The absence of V.R. Missions in this version is totally unacceptable. The V.R. missions added a great deal in replaybility of all past MGS games as well as similar game modes. Instead of putting new VR missions and game modes similar to those in MGS2, they just tried to replace them with the poor survival mode. It’s a pity.

There are still a view more extras like the dog tag viewer and the photos viewer (you have to unlock the camera first) as well as a mode that allows you to view all cinematics and codec cut-scenes like a 4 hour-long movie. In addition to those there’s a small and nice summary of the first two Metal Gear games to help you understand the story of this one better.

Although those special features are cool, there’s nothing to add more in replayability value. The nice thing is that a game like that doesn’t necessarily need to be replayed. It’ll take you much time to forget it and get over it.
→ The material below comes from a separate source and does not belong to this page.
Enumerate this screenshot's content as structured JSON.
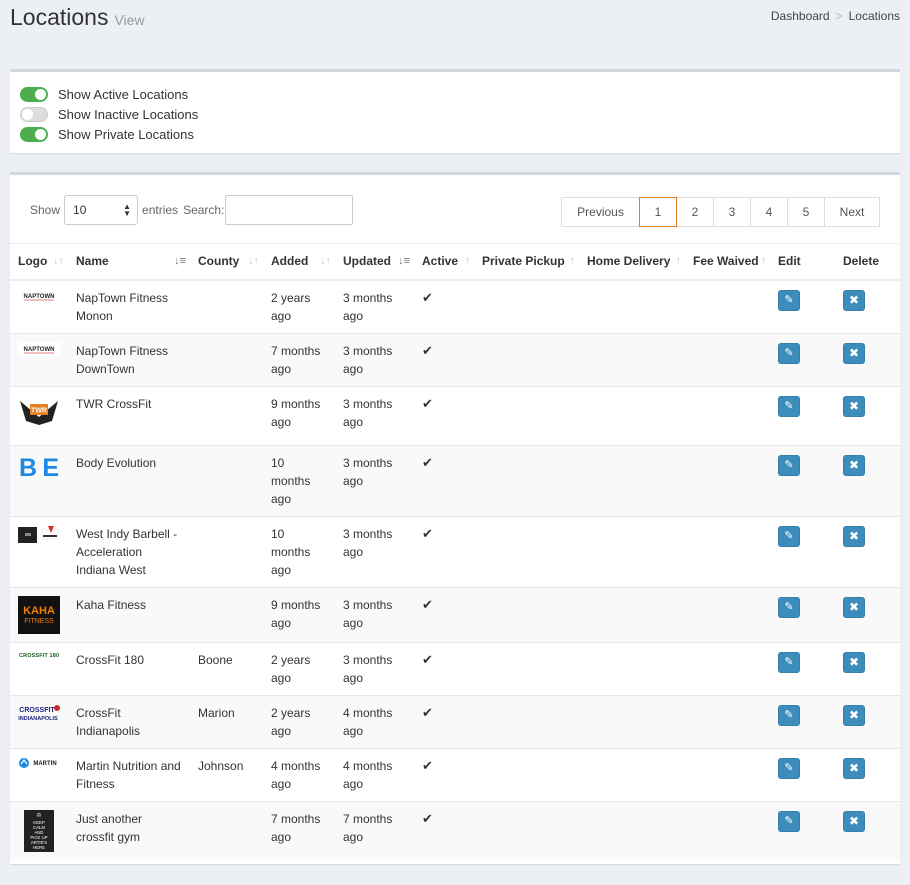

Overall (10/10): (Best Story of 20th Century combined with the Best System of the 21st Century)

So what is the Metal Gear Solid: The Twin Snakes? In a word: a masterpiece, just like the original. It’s equally great to the original Metal Gear Solid. Where the original has its flaws, the new version will come to cover and vice versa. The only minus is that it’s just as great as the 1998 version and not better as promised. Hardcore fans don’t even think of not buying it. It’s a great new-classic experience. Same goes for all those who haven’t played the original. If you haven’t played Metal Gear Solid, you really haven’t experienced gaming yet. Those who enjoyed the original and want to have a look in this version, the decision is up to you. Renting it to see the improvements might be enough, but I can’t guarantee you’ll be satisfied without buying it. Especially for the Gamecube this is almost a must-have. The decision is up to you. For me, it’s now time to blow Metal Gear sky high once again. I’m coming Liquid!